Except for the bill of course. $180. Ka-ching!

Still, worth it to avoid getting poo all over the floor.

Wed 11 July 2007 - The passport

Marita and I were walking along the Centre Road shops on Saturday when we saw a passport on the ground. We picked it up. From the cover, photo, and identifying marks inside, it appeared to belong to an Australian-Canadian boy of Asian (perhaps Chinese) appearance. Looking around, we couldn’t see him. A couple of bystanders suggested asking in the travel agent, which was next door. Maybe he’d dropped it after visiting them.

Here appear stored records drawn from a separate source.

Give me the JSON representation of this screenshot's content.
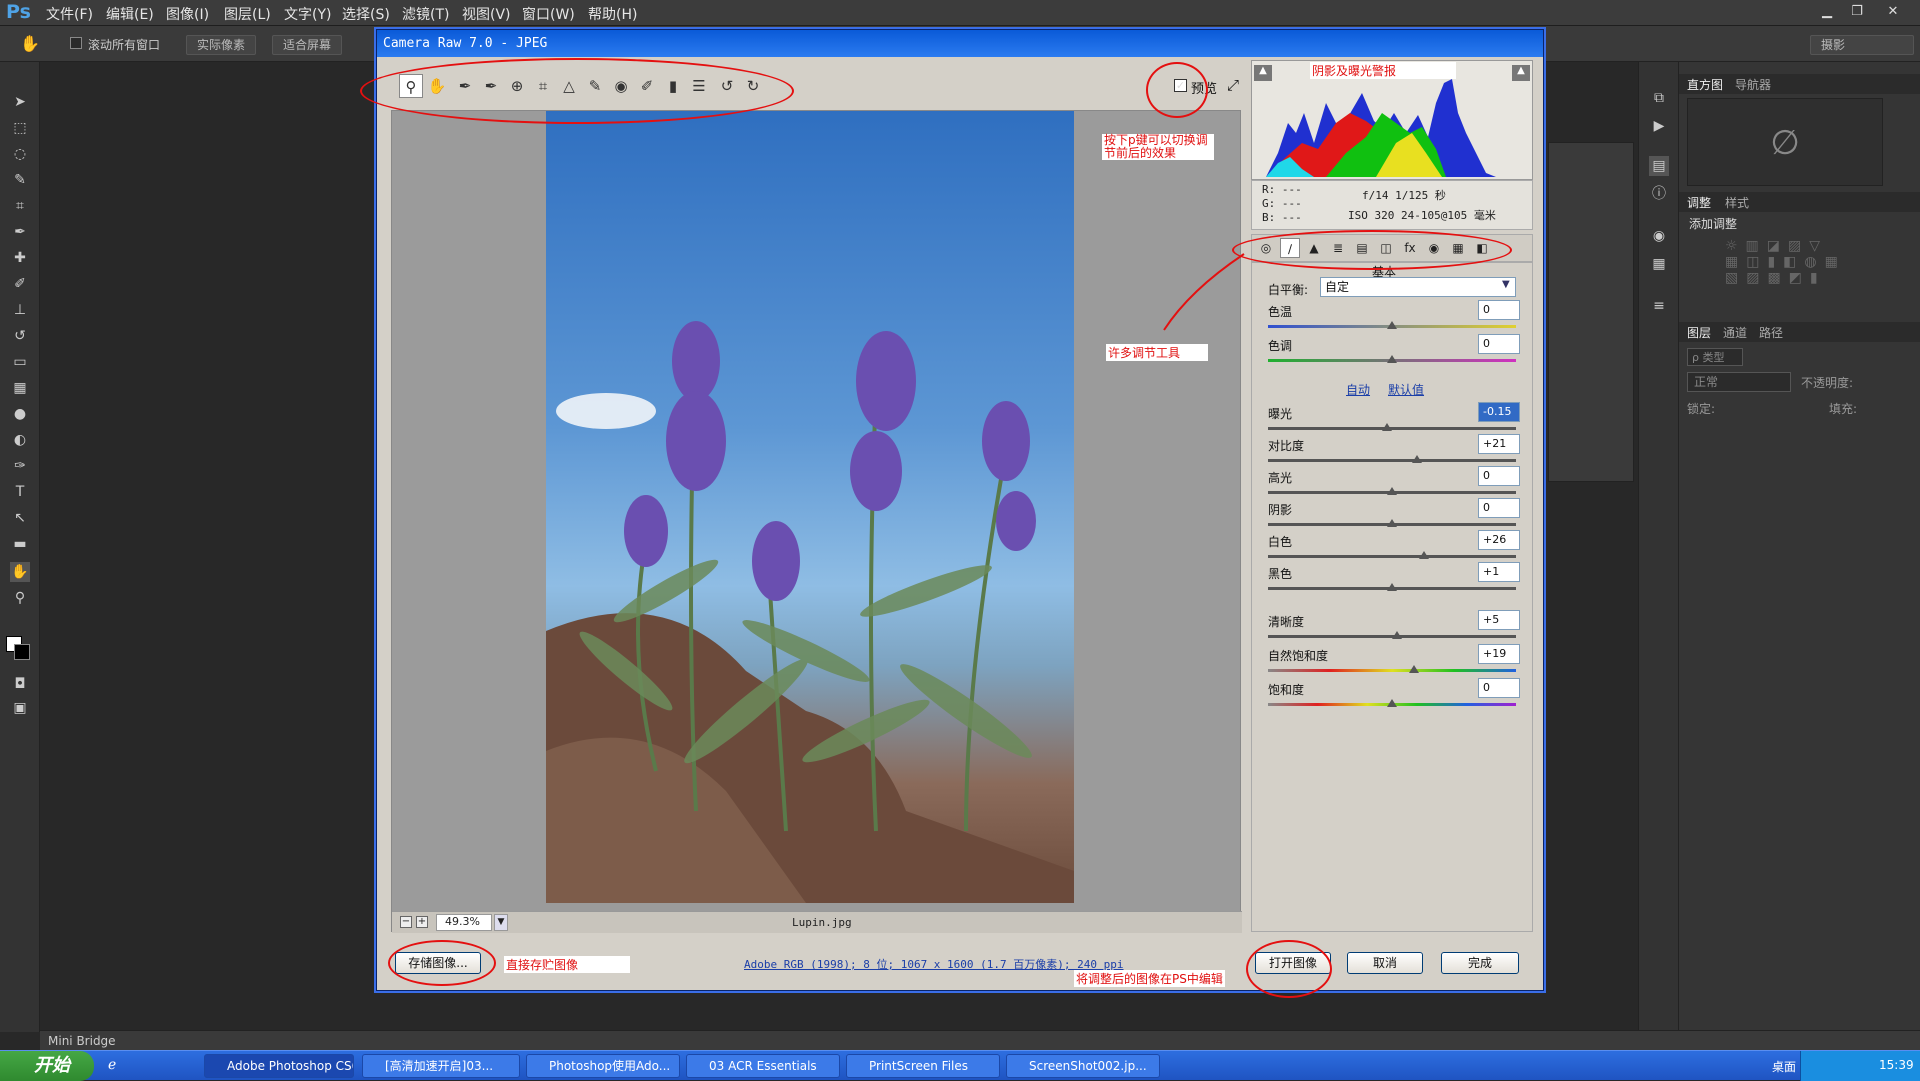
{
  "menubar": {
    "logo": "Ps",
    "items": [
      "文件(F)",
      "编辑(E)",
      "图像(I)",
      "图层(L)",
      "文字(Y)",
      "选择(S)",
      "滤镜(T)",
      "视图(V)",
      "窗口(W)",
      "帮助(H)"
    ]
  },
  "optbar": {
    "scroll_all": "滚动所有窗口",
    "actual_pixels": "实际像素",
    "fit_screen": "适合屏幕",
    "workspace": "摄影"
  },
  "right_panel": {
    "tab_histogram": "直方图",
    "tab_navigator": "导航器",
    "tab_adjust": "调整",
    "tab_styles": "样式",
    "add_adjust": "添加调整",
    "tab_layers": "图层",
    "tab_channels": "通道",
    "tab_paths": "路径",
    "layer_kind": "ρ 类型",
    "blend_mode": "正常",
    "opacity_label": "不透明度:",
    "lock_label": "锁定:",
    "fill_label": "填充:"
  },
  "minibridge": {
    "label": "Mini Bridge"
  },
  "taskbar": {
    "start": "开始",
    "items": [
      "Adobe Photoshop CS6",
      "[高清加速开启]03...",
      "Photoshop使用Ado...",
      "03 ACR Essentials",
      "PrintScreen Files",
      "ScreenShot002.jp..."
    ],
    "tray_desktop": "桌面",
    "time": "15:39"
  },
  "acr": {
    "title": "Camera Raw 7.0 -  JPEG",
    "preview_label": "预览",
    "zoom": "49.3%",
    "filename": "Lupin.jpg",
    "info_link": "Adobe RGB (1998); 8 位; 1067 x 1600 (1.7 百万像素); 240 ppi",
    "rgb": {
      "r": "R:  ---",
      "g": "G:  ---",
      "b": "B:  ---"
    },
    "exif_line1": "f/14   1/125 秒",
    "exif_line2": "ISO 320   24-105@105 毫米",
    "panel_title": "基本",
    "wb_label": "白平衡:",
    "wb_value": "自定",
    "auto": "自动",
    "default": "默认值",
    "sliders": [
      {
        "label": "色温",
        "value": "0",
        "pos": 0.5
      },
      {
        "label": "色调",
        "value": "0",
        "pos": 0.5
      },
      {
        "label": "曝光",
        "value": "-0.15",
        "pos": 0.48
      },
      {
        "label": "对比度",
        "value": "+21",
        "pos": 0.6
      },
      {
        "label": "高光",
        "value": "0",
        "pos": 0.5
      },
      {
        "label": "阴影",
        "value": "0",
        "pos": 0.5
      },
      {
        "label": "白色",
        "value": "+26",
        "pos": 0.63
      },
      {
        "label": "黑色",
        "value": "+1",
        "pos": 0.5
      },
      {
        "label": "清晰度",
        "value": "+5",
        "pos": 0.52
      },
      {
        "label": "自然饱和度",
        "value": "+19",
        "pos": 0.59
      },
      {
        "label": "饱和度",
        "value": "0",
        "pos": 0.5
      }
    ],
    "save_btn": "存储图像...",
    "open_btn": "打开图像",
    "cancel_btn": "取消",
    "done_btn": "完成"
  },
  "annotations": {
    "shadow_warning": "阴影及曝光警报",
    "press_p": "按下p键可以切换调节前后的效果",
    "many_tools": "许多调节工具",
    "save_direct": "直接存贮图像",
    "open_in_ps": "将调整后的图像在PS中编辑"
  },
  "colors": {
    "accent": "#0a5ad8",
    "annotation": "#e41010",
    "ps_bg": "#282828"
  }
}
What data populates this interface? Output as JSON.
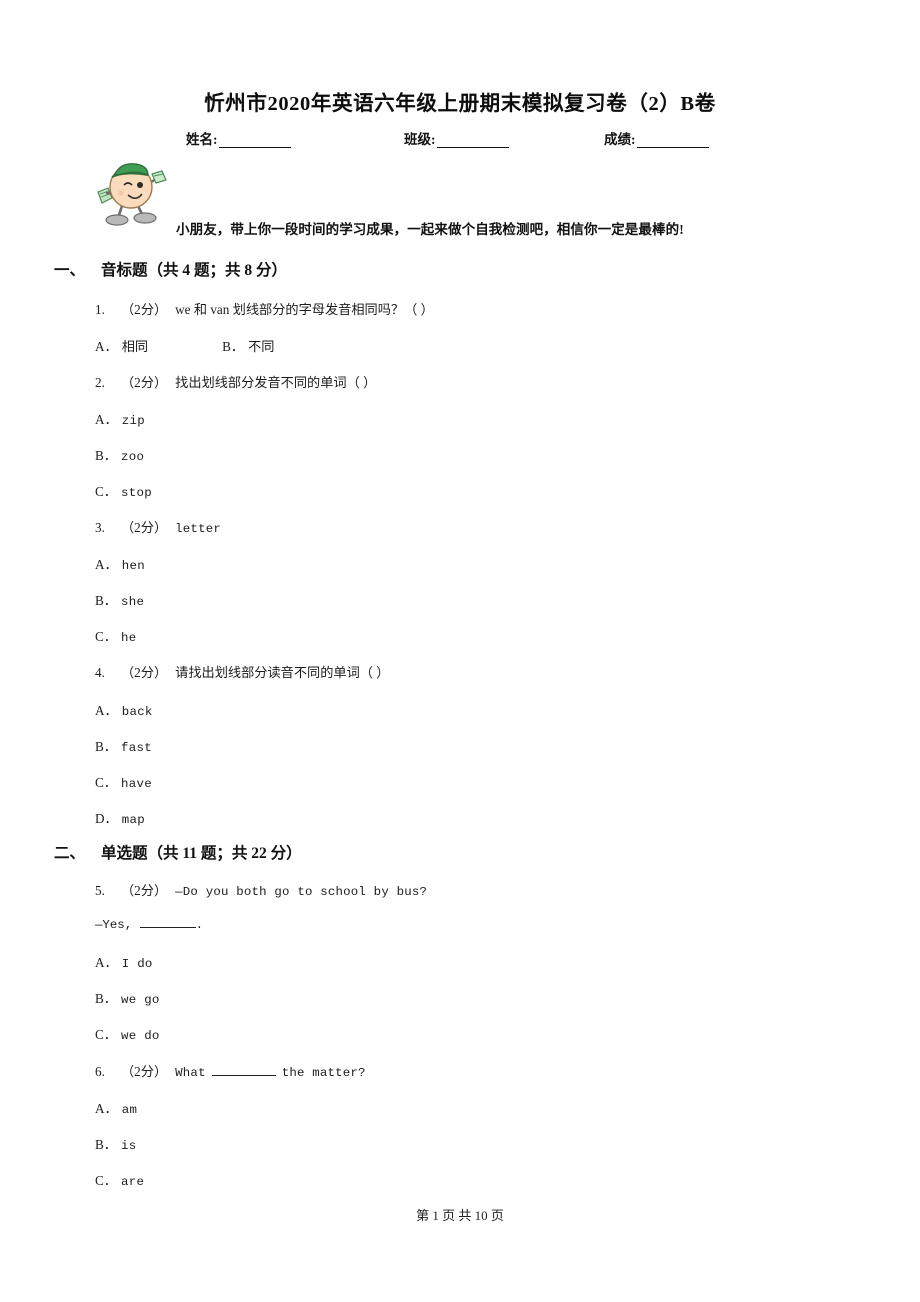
{
  "header": {
    "title": "忻州市2020年英语六年级上册期末模拟复习卷（2）B卷",
    "fields": [
      {
        "label": "姓名:"
      },
      {
        "label": "班级:"
      },
      {
        "label": "成绩:"
      }
    ],
    "greeting": "小朋友，带上你一段时间的学习成果，一起来做个自我检测吧，相信你一定是最棒的!",
    "mascot_icon": "cartoon-student-mascot-icon"
  },
  "sections": [
    {
      "number": "一、",
      "title": "音标题（共 4 题；共 8 分）"
    },
    {
      "number": "二、",
      "title": "单选题（共 11 题；共 22 分）"
    }
  ],
  "questions": [
    {
      "num": "1.",
      "score": "（2分）",
      "stem": "we 和 van 划线部分的字母发音相同吗？（      ）",
      "options": [
        {
          "letter": "A．",
          "text": "相同"
        },
        {
          "letter": "B．",
          "text": "不同"
        }
      ]
    },
    {
      "num": "2.",
      "score": "（2分）",
      "stem": "找出划线部分发音不同的单词（      ）",
      "options": [
        {
          "letter": "A．",
          "text": "zip"
        },
        {
          "letter": "B．",
          "text": "zoo"
        },
        {
          "letter": "C．",
          "text": "stop"
        }
      ]
    },
    {
      "num": "3.",
      "score": "（2分）",
      "stem": "letter",
      "options": [
        {
          "letter": "A．",
          "text": "hen"
        },
        {
          "letter": "B．",
          "text": "she"
        },
        {
          "letter": "C．",
          "text": "he"
        }
      ]
    },
    {
      "num": "4.",
      "score": "（2分）",
      "stem": "请找出划线部分读音不同的单词（      ）",
      "options": [
        {
          "letter": "A．",
          "text": "back"
        },
        {
          "letter": "B．",
          "text": "fast"
        },
        {
          "letter": "C．",
          "text": "have"
        },
        {
          "letter": "D．",
          "text": "map"
        }
      ]
    },
    {
      "num": "5.",
      "score": "（2分）",
      "stem": "—Do you both go to school by bus?",
      "stem_line2_prefix": "—Yes,",
      "stem_line2_suffix": ".",
      "options": [
        {
          "letter": "A．",
          "text": "I do"
        },
        {
          "letter": "B．",
          "text": "we go"
        },
        {
          "letter": "C．",
          "text": "we do"
        }
      ]
    },
    {
      "num": "6.",
      "score": "（2分）",
      "stem_prefix": "What",
      "stem_suffix": "the matter?",
      "options": [
        {
          "letter": "A．",
          "text": "am"
        },
        {
          "letter": "B．",
          "text": "is"
        },
        {
          "letter": "C．",
          "text": "are"
        }
      ]
    }
  ],
  "footer": {
    "text": "第 1 页 共 10 页"
  }
}
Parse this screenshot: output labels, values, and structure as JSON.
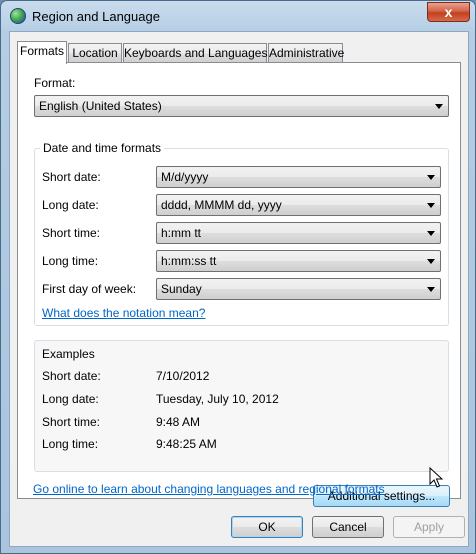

The travel agents didn’t know, but they said they’d hold onto it (and presumably send it into the authorities).

Ten minutes later, walking home, we passed a young guy, walking along slowly, looking a little sullen, eyes to the ground.

I had one of those light bulb moments, and ran after him. “Excuse me! Did you lose a passport?”

His eyes lit up. He had. He’d been visiting his father (who lives locally) from his home in Vancouver (where his mother lives). He made it clear his dad hadn’t been delighted to hear the passport had been lost. “He was shouting…”

Yeah. Sigh. I probably would too.

We led him back to the travel agents. He seemed very relieved. Good deed done for the day.